Machine learning python preparation
February 12, 2018
Almost everyone has heard of artificial intelligence. When it comes to artificial intelligence, it must be said that Python, why artificial intelligence and Python have a close relationship? The main reason lies in two aspects. 1 is that Python's language is relatively simple, writing code is easy to understand, and so many algorithms of machine learning and deep learning in artificial intelligence have already caused people a headache. Using Python language can make people pay more attention. It's on the algorithm, not the big mountain that is the most difficult language to cross C++. 2 is the framework of machine learning and deep learning are Python language interfaces, such as the famous machine learning scikit-learn package and Google's deep learning tensorflow. So learning python plus various packages is necessary. This article describes how to install the scikit-learn package in python. Because there are a lot of things to install, many people can't touch the mind, I wrote a tutorial on the installation process. I personally use the habit of pycharm.
1. Install pycharm, this is the python IDE. Download the official website and find the registration code.
2. Install Anaconda2, which is divided into python2 and python3 versions, as well as 32-bit and 64-bit versions. You should see it when you choose to download. The person just getting started will ask why this is installed. Because this software integrates most of the packages needed for machine learning, numpy, matplotlib, pandas, sci-kit learn are integrated inside, and the installation is once and for all. Here is a note to see if you want to install python2.7 or python3.6, which is almost the same, Python2.7 does not support Chinese, and some syntax is a little different from Python3.6, but it does not have much impact. But many online machine learning videos are based on Python 2.7, so you can choose your personal preferences.

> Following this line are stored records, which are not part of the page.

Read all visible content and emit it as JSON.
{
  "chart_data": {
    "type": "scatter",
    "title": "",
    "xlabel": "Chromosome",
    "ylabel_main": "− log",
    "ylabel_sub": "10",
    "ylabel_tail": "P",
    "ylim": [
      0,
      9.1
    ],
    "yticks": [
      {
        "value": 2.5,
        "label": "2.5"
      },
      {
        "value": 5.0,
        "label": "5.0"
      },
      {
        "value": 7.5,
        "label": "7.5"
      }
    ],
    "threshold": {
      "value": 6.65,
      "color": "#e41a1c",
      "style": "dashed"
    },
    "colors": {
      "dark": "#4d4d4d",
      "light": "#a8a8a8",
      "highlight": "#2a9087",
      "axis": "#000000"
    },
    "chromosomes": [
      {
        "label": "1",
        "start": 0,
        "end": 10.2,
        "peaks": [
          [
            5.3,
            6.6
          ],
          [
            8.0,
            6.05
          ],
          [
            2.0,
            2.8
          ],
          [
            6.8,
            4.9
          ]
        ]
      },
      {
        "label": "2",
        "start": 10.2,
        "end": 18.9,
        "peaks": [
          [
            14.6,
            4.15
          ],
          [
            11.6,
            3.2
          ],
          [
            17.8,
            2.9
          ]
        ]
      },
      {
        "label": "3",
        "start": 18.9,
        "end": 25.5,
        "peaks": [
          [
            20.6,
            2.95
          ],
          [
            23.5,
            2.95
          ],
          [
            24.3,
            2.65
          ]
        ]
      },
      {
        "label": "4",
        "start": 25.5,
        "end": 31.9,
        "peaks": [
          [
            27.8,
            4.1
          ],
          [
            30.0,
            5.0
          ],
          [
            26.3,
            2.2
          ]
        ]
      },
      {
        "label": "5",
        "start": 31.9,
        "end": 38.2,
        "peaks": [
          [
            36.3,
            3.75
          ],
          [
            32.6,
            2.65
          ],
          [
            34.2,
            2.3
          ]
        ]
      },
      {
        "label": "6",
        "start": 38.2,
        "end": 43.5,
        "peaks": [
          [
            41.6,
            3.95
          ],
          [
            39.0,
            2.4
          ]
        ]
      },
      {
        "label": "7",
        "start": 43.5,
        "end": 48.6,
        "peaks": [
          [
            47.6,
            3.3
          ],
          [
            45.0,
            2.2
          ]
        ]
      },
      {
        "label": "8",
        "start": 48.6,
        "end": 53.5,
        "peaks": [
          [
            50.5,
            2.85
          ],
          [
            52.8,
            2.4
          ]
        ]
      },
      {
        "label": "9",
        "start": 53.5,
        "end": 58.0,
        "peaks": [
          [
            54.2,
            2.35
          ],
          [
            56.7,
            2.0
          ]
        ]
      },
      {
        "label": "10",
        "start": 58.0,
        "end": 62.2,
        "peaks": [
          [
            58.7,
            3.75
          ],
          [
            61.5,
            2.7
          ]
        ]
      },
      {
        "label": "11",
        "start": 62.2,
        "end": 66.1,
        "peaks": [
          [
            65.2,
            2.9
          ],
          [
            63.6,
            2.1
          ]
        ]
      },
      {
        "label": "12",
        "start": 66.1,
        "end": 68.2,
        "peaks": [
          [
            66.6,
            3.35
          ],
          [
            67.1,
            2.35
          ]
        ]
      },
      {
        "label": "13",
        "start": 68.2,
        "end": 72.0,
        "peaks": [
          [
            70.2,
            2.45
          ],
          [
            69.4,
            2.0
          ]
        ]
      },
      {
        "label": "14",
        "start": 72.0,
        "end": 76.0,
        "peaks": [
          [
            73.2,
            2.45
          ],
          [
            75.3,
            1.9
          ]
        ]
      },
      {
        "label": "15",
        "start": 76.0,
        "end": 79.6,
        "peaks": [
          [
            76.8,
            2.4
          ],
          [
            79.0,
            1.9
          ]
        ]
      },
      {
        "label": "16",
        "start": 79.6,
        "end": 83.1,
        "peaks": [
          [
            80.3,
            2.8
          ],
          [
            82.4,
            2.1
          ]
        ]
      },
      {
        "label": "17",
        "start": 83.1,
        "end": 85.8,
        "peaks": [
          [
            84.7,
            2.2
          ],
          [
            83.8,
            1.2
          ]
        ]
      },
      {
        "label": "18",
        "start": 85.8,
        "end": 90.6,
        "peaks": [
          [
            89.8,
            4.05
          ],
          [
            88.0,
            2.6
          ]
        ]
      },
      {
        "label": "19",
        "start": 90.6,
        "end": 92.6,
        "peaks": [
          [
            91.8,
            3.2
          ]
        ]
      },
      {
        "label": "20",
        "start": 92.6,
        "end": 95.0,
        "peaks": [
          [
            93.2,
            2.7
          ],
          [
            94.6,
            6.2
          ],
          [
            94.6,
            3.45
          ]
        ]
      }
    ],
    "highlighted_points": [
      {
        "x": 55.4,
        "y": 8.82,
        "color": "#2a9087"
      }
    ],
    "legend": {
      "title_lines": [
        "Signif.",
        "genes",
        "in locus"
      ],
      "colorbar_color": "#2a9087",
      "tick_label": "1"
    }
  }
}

Baidu search on the official website to download it. Download the direct installation.
3. Add Anaconda2 to the python interpreter in pycharm.
Import numpy after installation
Import sklearn can check if the package is added successfully
You can see that there is no red line after the guide package, indicating that the addition is successful.
4. Download and install graphviz, because there is an algorithm in machine learning that is a decision tree. This software is used to print the decision tree, and finally can output the pdf decision tree file.
5. Install graphviz, configure the environment variables as shown below after installation. This is mainly to use graphviz on the command line.
After the installation of dot -version to check whether the installation is successful, the following shows that the installation is successful.
6. The decision tree file generated by python is .dot and looks very "friendly".
The following is the decision tree generated by sci-kit learn, does it seem "disgusting". That will use graphviz
7. You must go to your decision tree folder path on the command line and use the following command to convert the above decision tree file into a friendly decision tree file.
Dot -Tpdf xxx.dot -o xxx.pdf
Where xxx is the file name
The decision tree file myDT I generated is placed under F:\ML\DTree, so I want to advance to this folder. Use the conversion command again.
8. The printed decision tree looks like this. This is the converted file of the decision tree in step 6, is not friendly.
Ok, here, basically the configuration of playing machine learning in Python is over. Hope it helps you. After reading it, please!